🤖 AI Summary
To address cross-spectral face recognition (HFR) under resource-constrained edge-device scenarios—specifically, robust matching between thermal/near-infrared and visible-light images—this paper proposes a lightweight CNN-Transformer hybrid architecture. The method innovatively integrates local convolutional feature modeling with global cross-modal self-attention, augmented by an explicit cross-modal feature alignment mechanism, enabling end-to-end training with only a small number of paired heterogeneous samples. Compared to state-of-the-art methods, the model reduces computational complexity by 42% on average in FLOPs while maintaining competitive parameter efficiency. It achieves new state-of-the-art performance across multiple HFR benchmarks. Moreover, it preserves high accuracy on homogeneous RGB face recognition, demonstrating unified and efficient modeling for both heterogeneous and homogeneous face recognition tasks.
📝 Abstract
Heterogeneous Face Recognition (HFR) addresses the challenge of matching face images across different sensing modalities, such as thermal to visible or near-infrared to visible, expanding the applicability of face recognition systems in real-world, unconstrained environments. While recent HFR methods have shown promising results, many rely on computation-intensive architectures, limiting their practicality for deployment on resource-constrained edge devices. In this work, we present a lightweight yet effective HFR framework by adapting a hybrid CNN-Transformer architecture originally designed for face recognition.

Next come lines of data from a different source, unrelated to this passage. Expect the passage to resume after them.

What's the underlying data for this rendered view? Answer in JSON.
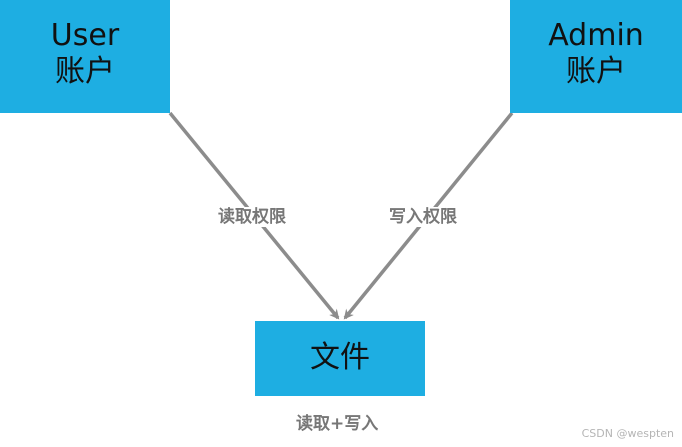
{
  "nodes": {
    "user": {
      "title": "User",
      "subtitle": "账户"
    },
    "admin": {
      "title": "Admin",
      "subtitle": "账户"
    },
    "file": {
      "title": "文件"
    }
  },
  "edges": {
    "user_to_file": {
      "label": "读取权限"
    },
    "admin_to_file": {
      "label": "写入权限"
    }
  },
  "file_caption": "读取+写入",
  "watermark": "CSDN @wespten",
  "colors": {
    "node_fill": "#1EAEE2",
    "arrow": "#8C8C8C",
    "label_text": "#777777"
  }
}
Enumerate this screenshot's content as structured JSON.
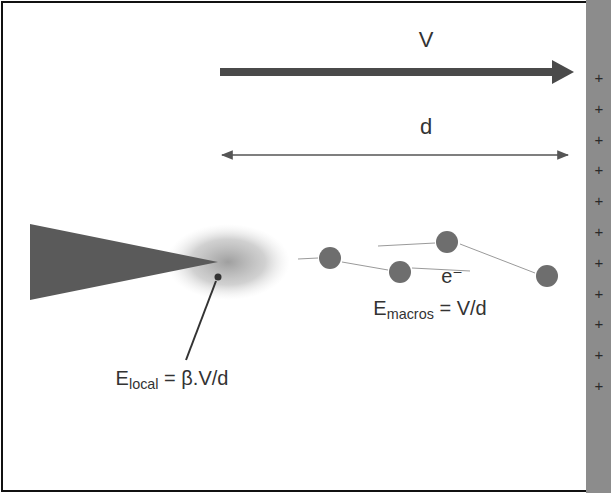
{
  "diagram": {
    "labels": [
      "V",
      "d",
      "e⁻",
      "Emacros = V/d",
      "Elocal = β.V/d",
      "+",
      "+",
      "+",
      "+",
      "+",
      "+",
      "+",
      "+",
      "+",
      "+",
      "+"
    ]
  }
}
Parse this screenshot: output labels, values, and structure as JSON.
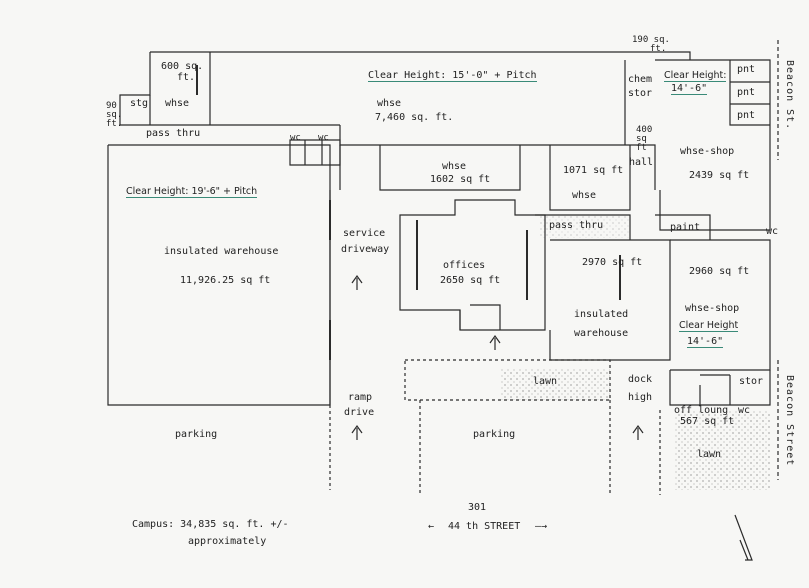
{
  "labels": {
    "clear_height_main": "Clear Height:  15'-0\" + Pitch",
    "clear_height_left": "Clear Height: 19'-6\" + Pitch",
    "clear_height_right_top_1": "Clear Height:",
    "clear_height_right_top_2": "14'-6\"",
    "clear_height_right_bottom_1": "Clear Height",
    "clear_height_right_bottom_2": "14'-6\"",
    "area_600_1": "600 sq.",
    "area_600_2": "ft.",
    "area_90_1": "90",
    "area_90_2": "sq.",
    "area_90_3": "ft.",
    "stg": "stg",
    "whse_small": "whse",
    "pass_thru_top": "pass thru",
    "wc_left": "wc",
    "wc_right": "wc",
    "whse_main": "whse",
    "whse_main_area": "7,460 sq. ft.",
    "area_190_1": "190 sq.",
    "area_190_2": "ft.",
    "chem": "chem",
    "stor": "stor",
    "pnt1": "pnt",
    "pnt2": "pnt",
    "pnt3": "pnt",
    "area_400_1": "400",
    "area_400_2": "sq",
    "area_400_3": "ft",
    "hall": "hall",
    "whse_shop_top": "whse-shop",
    "whse_shop_top_area": "2439 sq ft",
    "whse_1602": "whse",
    "whse_1602_area": "1602 sq ft",
    "area_1071": "1071 sq ft",
    "whse_1071": "whse",
    "insulated_warehouse_left": "insulated warehouse",
    "insulated_left_area": "11,926.25 sq ft",
    "service_1": "service",
    "service_2": "driveway",
    "offices": "offices",
    "offices_area": "2650 sq ft",
    "pass_thru_mid": "pass thru",
    "paint": "paint",
    "wc_paint": "wc",
    "area_2970": "2970 sq ft",
    "insulated_1": "insulated",
    "insulated_2": "warehouse",
    "area_2960": "2960 sq ft",
    "whse_shop_bottom": "whse-shop",
    "ramp_1": "ramp",
    "ramp_2": "drive",
    "parking_left": "parking",
    "parking_center": "parking",
    "lawn_center": "lawn",
    "dock_1": "dock",
    "dock_2": "high",
    "stor_bottom": "stor",
    "off_loung": "off loung",
    "wc_bottom": "wc",
    "off_area": "567 sq ft",
    "lawn_right": "lawn",
    "street_num": "301",
    "street_name": "44 th  STREET",
    "campus_1": "Campus:  34,835 sq. ft.  +/-",
    "campus_2": "approximately",
    "beacon_top": "Beacon St.",
    "beacon_bottom": "Beacon Street",
    "arrow_left": "←",
    "arrow_right": "—→"
  },
  "colors": {
    "line": "#2b2b2b",
    "underline_green": "#3a8a78",
    "underline_blue": "#3b6fb0",
    "paper": "#f7f7f5"
  }
}
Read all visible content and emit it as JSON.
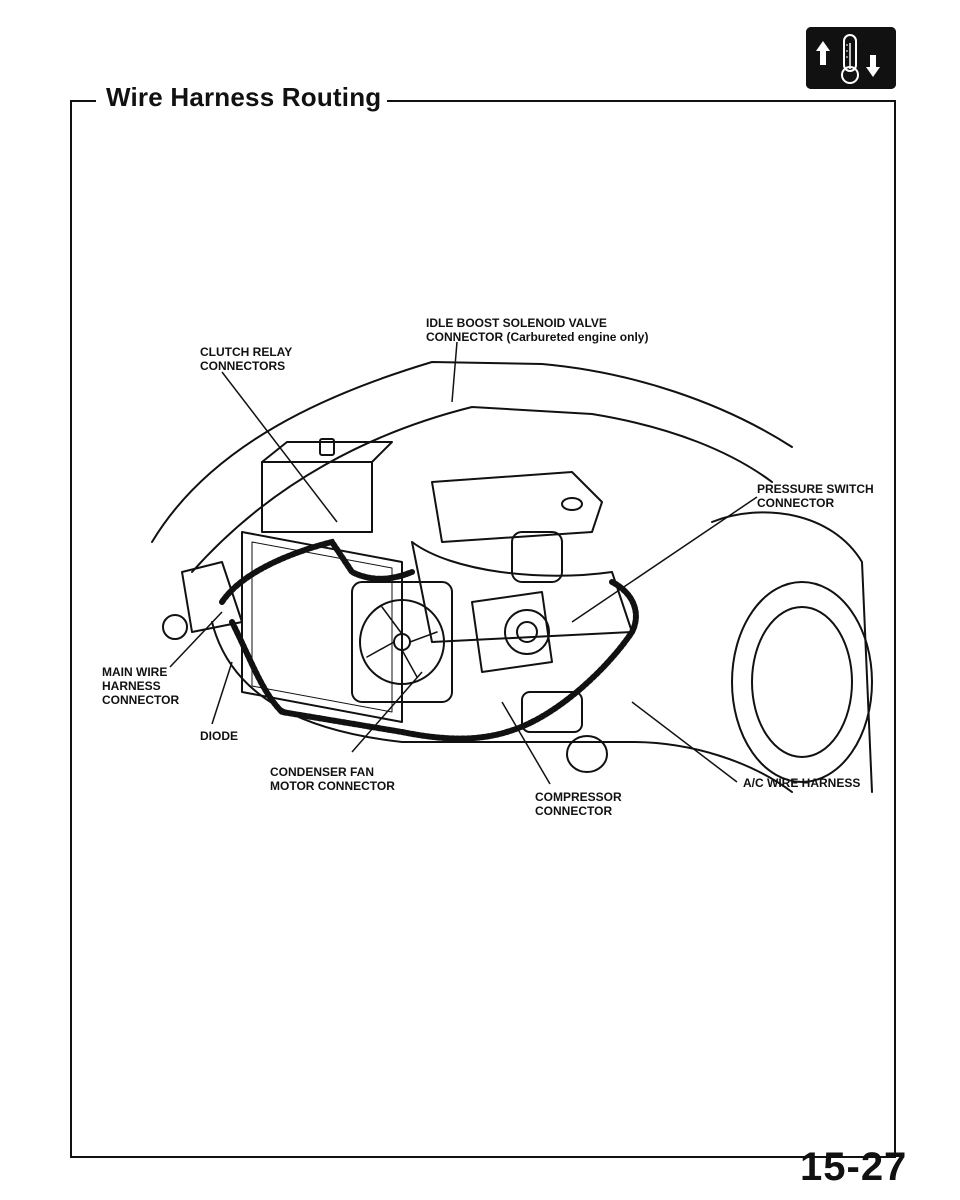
{
  "section": {
    "title": "Wire Harness Routing"
  },
  "badge": {
    "icon": "thermometer-up-down-icon"
  },
  "callouts": {
    "idle_boost": "IDLE BOOST SOLENOID VALVE\nCONNECTOR (Carbureted engine only)",
    "clutch_relay": "CLUTCH RELAY\nCONNECTORS",
    "pressure_switch": "PRESSURE SWITCH\nCONNECTOR",
    "main_wire": "MAIN WIRE\nHARNESS\nCONNECTOR",
    "diode": "DIODE",
    "condenser_fan": "CONDENSER FAN\nMOTOR CONNECTOR",
    "compressor": "COMPRESSOR\nCONNECTOR",
    "ac_harness": "A/C WIRE HARNESS"
  },
  "footer": {
    "page_number": "15-27"
  }
}
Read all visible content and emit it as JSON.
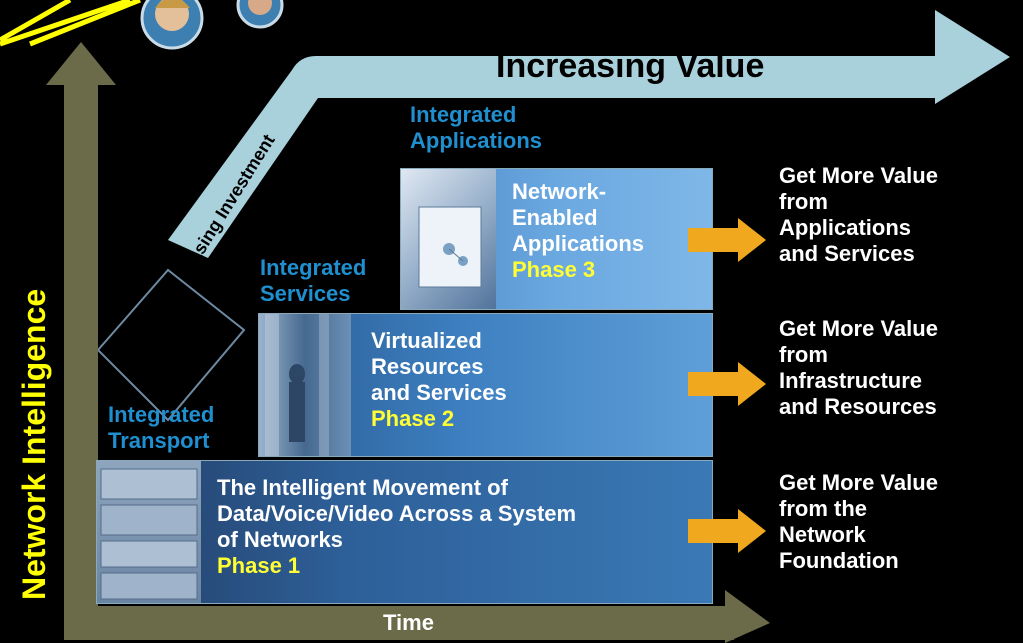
{
  "axes": {
    "y_label": "Network Intelligence",
    "x_label": "Time"
  },
  "banner": {
    "value_label": "Increasing Value",
    "investment_label": "asing Investment"
  },
  "categories": {
    "applications": [
      "Integrated",
      "Applications"
    ],
    "services": [
      "Integrated",
      "Services"
    ],
    "transport": [
      "Integrated",
      "Transport"
    ]
  },
  "phases": [
    {
      "lines": [
        "The Intelligent Movement of",
        "Data/Voice/Video Across a System",
        "of Networks"
      ],
      "phase": "Phase 1",
      "benefit": [
        "Get More Value",
        "from the",
        "Network",
        "Foundation"
      ]
    },
    {
      "lines": [
        "Virtualized",
        "Resources",
        "and Services"
      ],
      "phase": "Phase 2",
      "benefit": [
        "Get More Value",
        "from",
        "Infrastructure",
        "and Resources"
      ]
    },
    {
      "lines": [
        "Network-",
        "Enabled",
        "Applications"
      ],
      "phase": "Phase 3",
      "benefit": [
        "Get More Value",
        "from",
        "Applications",
        "and Services"
      ]
    }
  ],
  "colors": {
    "axis": "#6b6b4a",
    "value_arrow": "#a9d1dc",
    "category_text": "#1f8fcf",
    "phase_text": "#ffff33",
    "axis_label_y": "#ffff00",
    "benefit_arrow": "#f0a81f"
  }
}
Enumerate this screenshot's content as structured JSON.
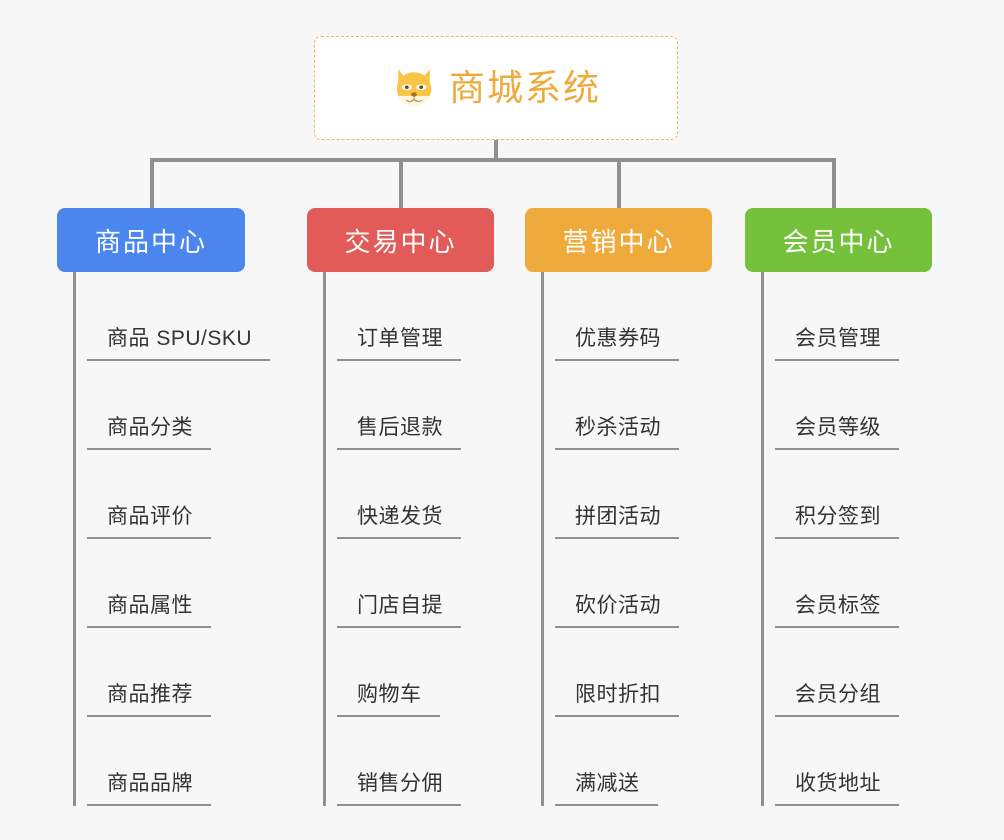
{
  "root": {
    "title": "商城系统",
    "icon": "shiba-inu-icon",
    "title_color": "#eeab3c",
    "border_color": "#e8ba6a",
    "background": "#ffffff"
  },
  "canvas": {
    "background": "#f7f7f7",
    "connector_color": "#909090"
  },
  "branches": [
    {
      "label": "商品中心",
      "color": "#4a86ee",
      "items": [
        "商品 SPU/SKU",
        "商品分类",
        "商品评价",
        "商品属性",
        "商品推荐",
        "商品品牌"
      ]
    },
    {
      "label": "交易中心",
      "color": "#e35b58",
      "items": [
        "订单管理",
        "售后退款",
        "快递发货",
        "门店自提",
        "购物车",
        "销售分佣"
      ]
    },
    {
      "label": "营销中心",
      "color": "#eeab3c",
      "items": [
        "优惠券码",
        "秒杀活动",
        "拼团活动",
        "砍价活动",
        "限时折扣",
        "满减送"
      ]
    },
    {
      "label": "会员中心",
      "color": "#76c13c",
      "items": [
        "会员管理",
        "会员等级",
        "积分签到",
        "会员标签",
        "会员分组",
        "收货地址"
      ]
    }
  ]
}
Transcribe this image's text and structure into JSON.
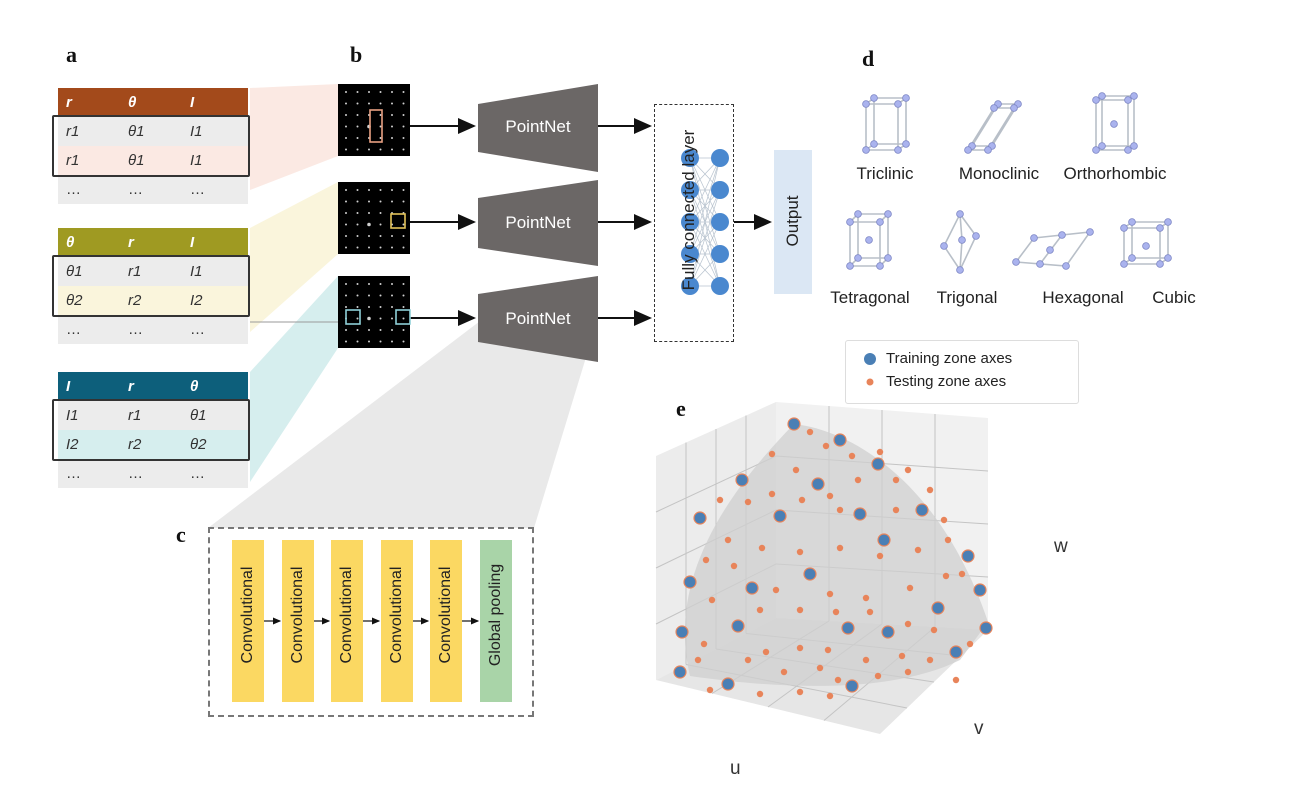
{
  "panels": {
    "a": "a",
    "b": "b",
    "c": "c",
    "d": "d",
    "e": "e"
  },
  "colors": {
    "brown": "#a34a1b",
    "olive": "#9f9a22",
    "teal": "#0d5f7b",
    "brown_tint": "#fbe9e3",
    "olive_tint": "#faf5dc",
    "teal_tint": "#d6eeee",
    "gray_row": "#ececec",
    "pointnet": "#6b6766",
    "node_blue": "#4a88cf",
    "conv_yellow": "#fbd862",
    "pool_green": "#a9d4a8",
    "training": "#4a7fb5",
    "testing": "#e8845a"
  },
  "tables": [
    {
      "headers": [
        "r",
        "θ",
        "I"
      ],
      "rows": [
        [
          "r1",
          "θ1",
          "I1"
        ],
        [
          "r1",
          "θ1",
          "I1"
        ],
        [
          "…",
          "…",
          "…"
        ]
      ]
    },
    {
      "headers": [
        "θ",
        "r",
        "I"
      ],
      "rows": [
        [
          "θ1",
          "r1",
          "I1"
        ],
        [
          "θ2",
          "r2",
          "I2"
        ],
        [
          "…",
          "…",
          "…"
        ]
      ]
    },
    {
      "headers": [
        "I",
        "r",
        "θ"
      ],
      "rows": [
        [
          "I1",
          "r1",
          "θ1"
        ],
        [
          "I2",
          "r2",
          "θ2"
        ],
        [
          "…",
          "…",
          "…"
        ]
      ]
    }
  ],
  "pointnet_label": "PointNet",
  "fc_label": "Fully connected layer",
  "output_label": "Output",
  "crystal_systems": [
    "Triclinic",
    "Monoclinic",
    "Orthorhombic",
    "Tetragonal",
    "Trigonal",
    "Hexagonal",
    "Cubic"
  ],
  "cnn_blocks": [
    "Convolutional",
    "Convolutional",
    "Convolutional",
    "Convolutional",
    "Convolutional",
    "Global pooling"
  ],
  "legend": {
    "training": "Training zone axes",
    "testing": "Testing zone axes"
  },
  "axes3d": {
    "u": "u",
    "v": "v",
    "w": "w"
  }
}
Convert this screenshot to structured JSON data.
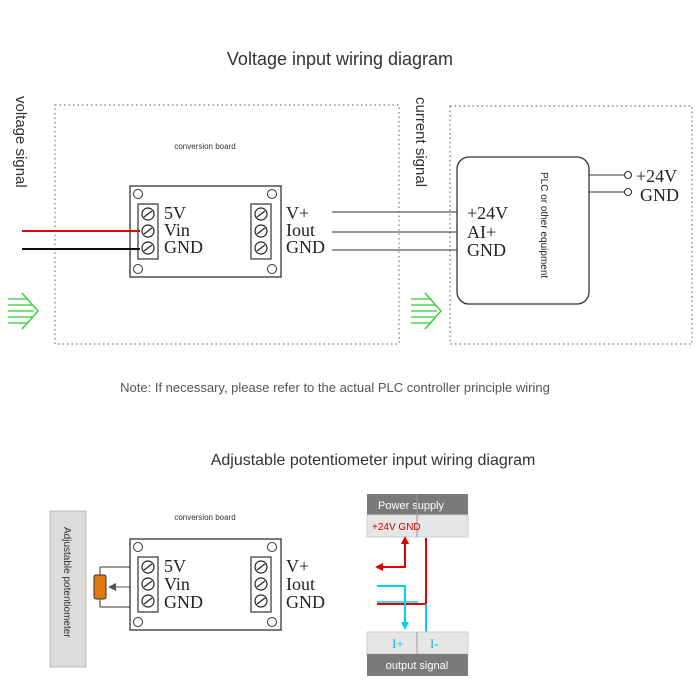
{
  "top": {
    "title": "Voltage input wiring diagram",
    "voltage_signal_label": "voltage signal",
    "current_signal_label": "current signal",
    "board_label": "conversion board",
    "board_left_terminals": [
      "5V",
      "Vin",
      "GND"
    ],
    "board_right_terminals": [
      "V+",
      "Iout",
      "GND"
    ],
    "plc_label": "PLC or other equipment",
    "plc_inputs": [
      "+24V",
      "AI+",
      "GND"
    ],
    "power_outputs": [
      "+24V",
      "GND"
    ],
    "note": "Note: If necessary, please refer to the actual PLC controller principle wiring"
  },
  "bottom": {
    "title": "Adjustable potentiometer input wiring diagram",
    "potentiometer_label": "Adjustable potentiometer",
    "board_label": "conversion board",
    "board_left_terminals": [
      "5V",
      "Vin",
      "GND"
    ],
    "board_right_terminals": [
      "V+",
      "Iout",
      "GND"
    ],
    "power_supply_label": "Power supply",
    "power_supply_pins": "+24V GND",
    "output_pins": [
      "I+",
      "I-"
    ],
    "output_signal_label": "output signal"
  },
  "colors": {
    "red_wire": "#e00000",
    "cyan_wire": "#00d0f0",
    "arrow_green": "#33cc33",
    "pot_orange": "#e07a10",
    "pin_red": "#cc0000"
  }
}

Our approach enables efficient end-to-end training with minimal paired heterogeneous data while preserving strong performance on standard RGB face recognition tasks. This makes it a compelling solution for both homogeneous and heterogeneous scenarios. Extensive experiments across multiple challenging HFR and face recognition benchmarks demonstrate that our method consistently outperforms state-of-the-art approaches while maintaining a low computational overhead.